So says Jonathan Freedland of The Guardian in his column about Sarah Palin. He analyzes the ensuing melee Palin's nomination has caused and comments on how, revoltingly, it ignites anew "the culture wars"…to the Republicans' advantage. Perhaps the choice of Sarah Palin is Karl Rove at his finest and most conniving?
In his stirring speech last week, Obama urged America not to "make a big election about small things". Yet here we are, discussing not Sarah Palin's record or programme but Jesus, guns, and as one feminist blogger put it yesterday, "the uterine activity of her family". This is a setback for women, especially in a year that seemed to promise a breakthrough, but it is also a setback for America itself.
Obama made his name four years ago with a speech that called for an end to the civil war of red against blue. In 2008, he urged a different kind of election, one that would match the gravity of the hour. But the naming of Sarah Palin, and the reaction it has provoked, has dashed that hope. Americans are, once again, fighting over the questions that politics can never really settle - faith, sexuality - and pushing aside the ones that it can. And which it must.

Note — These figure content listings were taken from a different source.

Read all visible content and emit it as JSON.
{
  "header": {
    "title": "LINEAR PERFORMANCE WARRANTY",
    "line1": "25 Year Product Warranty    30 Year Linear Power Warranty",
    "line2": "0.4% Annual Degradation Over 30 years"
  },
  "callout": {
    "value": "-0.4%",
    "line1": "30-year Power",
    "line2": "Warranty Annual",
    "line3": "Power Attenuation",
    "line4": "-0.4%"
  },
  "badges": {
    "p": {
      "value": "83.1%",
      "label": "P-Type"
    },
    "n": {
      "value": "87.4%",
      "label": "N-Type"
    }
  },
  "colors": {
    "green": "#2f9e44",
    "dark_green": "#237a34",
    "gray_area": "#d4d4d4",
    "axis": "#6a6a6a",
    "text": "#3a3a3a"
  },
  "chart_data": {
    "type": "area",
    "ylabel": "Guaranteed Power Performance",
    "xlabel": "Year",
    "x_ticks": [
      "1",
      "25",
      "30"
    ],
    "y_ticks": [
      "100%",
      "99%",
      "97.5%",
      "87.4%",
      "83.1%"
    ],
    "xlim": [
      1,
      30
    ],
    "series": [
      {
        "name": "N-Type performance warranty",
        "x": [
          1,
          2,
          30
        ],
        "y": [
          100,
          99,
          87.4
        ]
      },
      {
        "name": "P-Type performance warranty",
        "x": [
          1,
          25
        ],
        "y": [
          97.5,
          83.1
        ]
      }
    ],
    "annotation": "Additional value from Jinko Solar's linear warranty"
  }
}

There's no question in my mind that this mess is the point, talking about Jesus, guns, and social issues are precisely the reason she was selected. What I'm not convinced about is that this noise is going to last beyond this week, let alone all the way home to November. This election is still about John McCain and Barack Obama. And whatever you think about Sarah Palin, this whole mess does not reflect well on the "Maverick."